ИНЬ И ЯН, в древнекитайской мифологии и натурфилософии тёмное начало (инь) и противоположное ему светлое начало (ян), практически выступающие всегда в парном сочетании. Первоначально инь означало, видимо, теневой (северный) склон горы. Впоследствии при распространении бинарной классификации инь стало символом женского начала, севера, тьмы, смерти, земли, луны, чётных чисел и т. п.
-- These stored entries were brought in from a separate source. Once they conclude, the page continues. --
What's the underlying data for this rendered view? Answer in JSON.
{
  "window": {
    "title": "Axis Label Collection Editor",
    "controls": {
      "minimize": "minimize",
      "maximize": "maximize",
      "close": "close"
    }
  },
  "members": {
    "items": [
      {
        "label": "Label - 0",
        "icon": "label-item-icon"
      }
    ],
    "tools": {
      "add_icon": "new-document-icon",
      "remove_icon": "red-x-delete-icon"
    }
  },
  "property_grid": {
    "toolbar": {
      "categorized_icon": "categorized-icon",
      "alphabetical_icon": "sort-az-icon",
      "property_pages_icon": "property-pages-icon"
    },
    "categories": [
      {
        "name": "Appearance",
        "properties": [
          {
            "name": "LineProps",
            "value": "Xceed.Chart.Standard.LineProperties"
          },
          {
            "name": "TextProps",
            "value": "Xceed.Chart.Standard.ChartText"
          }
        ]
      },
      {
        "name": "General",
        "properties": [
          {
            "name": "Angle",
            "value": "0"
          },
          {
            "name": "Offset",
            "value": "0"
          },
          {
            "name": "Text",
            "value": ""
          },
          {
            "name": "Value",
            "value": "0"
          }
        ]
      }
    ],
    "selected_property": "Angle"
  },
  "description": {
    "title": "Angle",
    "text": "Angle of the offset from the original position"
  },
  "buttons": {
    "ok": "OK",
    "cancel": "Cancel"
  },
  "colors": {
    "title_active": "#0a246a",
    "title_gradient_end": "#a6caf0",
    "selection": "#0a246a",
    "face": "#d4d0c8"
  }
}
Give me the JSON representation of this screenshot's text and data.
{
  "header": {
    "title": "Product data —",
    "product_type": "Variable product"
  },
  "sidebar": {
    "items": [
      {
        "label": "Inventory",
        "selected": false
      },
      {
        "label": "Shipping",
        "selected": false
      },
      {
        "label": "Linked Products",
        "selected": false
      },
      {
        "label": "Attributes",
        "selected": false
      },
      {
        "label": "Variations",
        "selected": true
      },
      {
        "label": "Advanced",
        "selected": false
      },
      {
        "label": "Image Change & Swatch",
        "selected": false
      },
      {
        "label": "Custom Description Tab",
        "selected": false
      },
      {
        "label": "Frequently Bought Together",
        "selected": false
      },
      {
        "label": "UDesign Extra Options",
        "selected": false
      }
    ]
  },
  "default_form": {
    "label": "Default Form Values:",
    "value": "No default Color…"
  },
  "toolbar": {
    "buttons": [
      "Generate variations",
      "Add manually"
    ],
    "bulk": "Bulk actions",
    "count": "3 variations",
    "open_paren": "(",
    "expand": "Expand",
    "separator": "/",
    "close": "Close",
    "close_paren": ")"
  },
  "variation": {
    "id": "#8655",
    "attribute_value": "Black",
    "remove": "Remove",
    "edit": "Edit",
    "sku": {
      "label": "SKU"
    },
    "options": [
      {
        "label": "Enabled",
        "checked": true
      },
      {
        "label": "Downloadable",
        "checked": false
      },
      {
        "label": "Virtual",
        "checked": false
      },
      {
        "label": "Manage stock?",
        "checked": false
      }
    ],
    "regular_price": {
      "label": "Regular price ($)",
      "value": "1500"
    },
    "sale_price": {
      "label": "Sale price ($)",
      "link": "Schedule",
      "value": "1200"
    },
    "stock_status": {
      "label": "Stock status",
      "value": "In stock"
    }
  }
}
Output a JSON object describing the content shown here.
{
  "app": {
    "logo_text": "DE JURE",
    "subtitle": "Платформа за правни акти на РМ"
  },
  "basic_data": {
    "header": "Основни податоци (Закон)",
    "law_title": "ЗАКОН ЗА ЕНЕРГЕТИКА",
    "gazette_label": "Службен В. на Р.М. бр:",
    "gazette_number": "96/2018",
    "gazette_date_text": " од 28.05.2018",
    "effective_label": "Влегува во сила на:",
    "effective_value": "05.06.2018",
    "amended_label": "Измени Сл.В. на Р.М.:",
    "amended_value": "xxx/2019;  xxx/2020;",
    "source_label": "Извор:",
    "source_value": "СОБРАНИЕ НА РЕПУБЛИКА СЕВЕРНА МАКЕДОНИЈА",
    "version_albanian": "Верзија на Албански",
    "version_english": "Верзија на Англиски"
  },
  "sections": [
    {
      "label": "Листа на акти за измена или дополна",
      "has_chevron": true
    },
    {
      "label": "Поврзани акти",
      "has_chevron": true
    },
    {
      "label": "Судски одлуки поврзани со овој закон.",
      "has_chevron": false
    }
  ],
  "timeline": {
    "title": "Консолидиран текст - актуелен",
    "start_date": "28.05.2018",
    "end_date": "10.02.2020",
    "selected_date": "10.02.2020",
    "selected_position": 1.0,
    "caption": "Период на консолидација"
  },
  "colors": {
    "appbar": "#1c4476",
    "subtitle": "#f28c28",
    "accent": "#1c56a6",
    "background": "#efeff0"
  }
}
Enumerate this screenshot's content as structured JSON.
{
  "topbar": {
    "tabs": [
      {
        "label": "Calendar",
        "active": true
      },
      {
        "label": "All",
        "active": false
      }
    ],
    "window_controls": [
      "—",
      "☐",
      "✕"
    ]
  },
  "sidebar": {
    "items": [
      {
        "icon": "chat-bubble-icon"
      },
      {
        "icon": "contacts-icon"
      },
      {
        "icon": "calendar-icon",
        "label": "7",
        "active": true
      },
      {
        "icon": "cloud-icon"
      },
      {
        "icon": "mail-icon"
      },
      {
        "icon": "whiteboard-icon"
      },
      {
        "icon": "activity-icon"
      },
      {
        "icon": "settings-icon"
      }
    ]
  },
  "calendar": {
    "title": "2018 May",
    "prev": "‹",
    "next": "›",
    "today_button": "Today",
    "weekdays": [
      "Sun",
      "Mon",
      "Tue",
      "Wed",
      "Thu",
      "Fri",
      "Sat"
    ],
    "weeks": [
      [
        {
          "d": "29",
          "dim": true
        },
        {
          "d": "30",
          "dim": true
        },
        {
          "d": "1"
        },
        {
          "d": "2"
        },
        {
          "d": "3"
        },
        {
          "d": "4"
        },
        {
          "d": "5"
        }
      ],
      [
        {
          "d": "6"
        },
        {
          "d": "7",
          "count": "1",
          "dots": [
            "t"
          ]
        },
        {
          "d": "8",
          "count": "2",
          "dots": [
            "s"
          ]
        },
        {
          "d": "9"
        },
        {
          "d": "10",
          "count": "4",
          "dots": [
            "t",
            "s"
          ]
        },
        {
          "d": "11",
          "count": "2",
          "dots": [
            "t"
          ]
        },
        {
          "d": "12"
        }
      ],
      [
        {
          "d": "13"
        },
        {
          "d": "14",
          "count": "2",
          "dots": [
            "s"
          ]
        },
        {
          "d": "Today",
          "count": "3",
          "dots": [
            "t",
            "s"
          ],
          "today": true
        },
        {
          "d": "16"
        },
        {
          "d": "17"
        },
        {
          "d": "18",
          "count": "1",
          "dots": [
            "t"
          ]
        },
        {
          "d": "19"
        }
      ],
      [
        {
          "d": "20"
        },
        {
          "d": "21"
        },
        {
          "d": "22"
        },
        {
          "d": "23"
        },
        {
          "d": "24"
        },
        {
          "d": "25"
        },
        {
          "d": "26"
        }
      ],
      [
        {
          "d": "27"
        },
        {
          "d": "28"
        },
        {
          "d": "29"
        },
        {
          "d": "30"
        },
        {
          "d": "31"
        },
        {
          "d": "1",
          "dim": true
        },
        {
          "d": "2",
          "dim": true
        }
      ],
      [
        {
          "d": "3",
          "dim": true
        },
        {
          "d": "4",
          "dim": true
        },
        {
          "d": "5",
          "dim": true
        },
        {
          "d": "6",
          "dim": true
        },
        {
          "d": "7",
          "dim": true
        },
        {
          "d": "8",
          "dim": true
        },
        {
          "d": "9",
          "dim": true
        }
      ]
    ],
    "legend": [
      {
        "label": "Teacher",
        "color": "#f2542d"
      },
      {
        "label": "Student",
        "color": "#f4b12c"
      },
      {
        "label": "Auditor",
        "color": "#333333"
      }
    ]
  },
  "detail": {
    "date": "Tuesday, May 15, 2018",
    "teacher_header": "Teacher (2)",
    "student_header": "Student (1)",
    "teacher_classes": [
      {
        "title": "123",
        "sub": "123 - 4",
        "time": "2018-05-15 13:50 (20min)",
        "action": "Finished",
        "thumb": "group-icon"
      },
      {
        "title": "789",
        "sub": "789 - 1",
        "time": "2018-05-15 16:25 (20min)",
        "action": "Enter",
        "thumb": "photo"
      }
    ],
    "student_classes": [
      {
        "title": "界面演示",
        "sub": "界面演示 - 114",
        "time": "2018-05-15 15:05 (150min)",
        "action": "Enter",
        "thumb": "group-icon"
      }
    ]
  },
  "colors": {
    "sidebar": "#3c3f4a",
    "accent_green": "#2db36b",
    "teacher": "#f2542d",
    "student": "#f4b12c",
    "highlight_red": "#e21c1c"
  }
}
А ян, первоначально, видимо, означавшее светлый (южный) склон горы, соответственно стало символизировать мужское начало, юг, свет, жизнь, небо, солнце, нечётные числа и т. п. К числу древнейших подобных парных символов, по мнению некоторых учёных (шведский китаевед Б. Карлгрен), относятся раковины-каури (женское начало — инь) и нефрит (мужское начало — ян). Предполагают, что в основе этой символики лежат архаические представления о плодородии, размножении и о фаллическом культе. Эта древнейшая символика, подчёркивающая дуализм мужского и женского начал, получила, по мнению Б. Карлгрена, иконографическое выражение на древних бронзовых сосудах в виде фаллусообразных выступов и вульвообразных овалов. Не позднее чем с эпохи Чжоу китайцы стали рассматривать небо как воплощение ян, а землю — инь. Весь процесс мироздания и бытия рассматривался китайцами как результат взаимодействия, но не противоборства инь и ян, которые стремятся друг к другу, причём кульминацией этого считается полное слияние неба и земли. Система И. была основой древнего и средневекового китайского мировоззрения, широко использовалась даосами и в народной религии для классификации духов, при гаданиях, предзнаменованиях и т. п.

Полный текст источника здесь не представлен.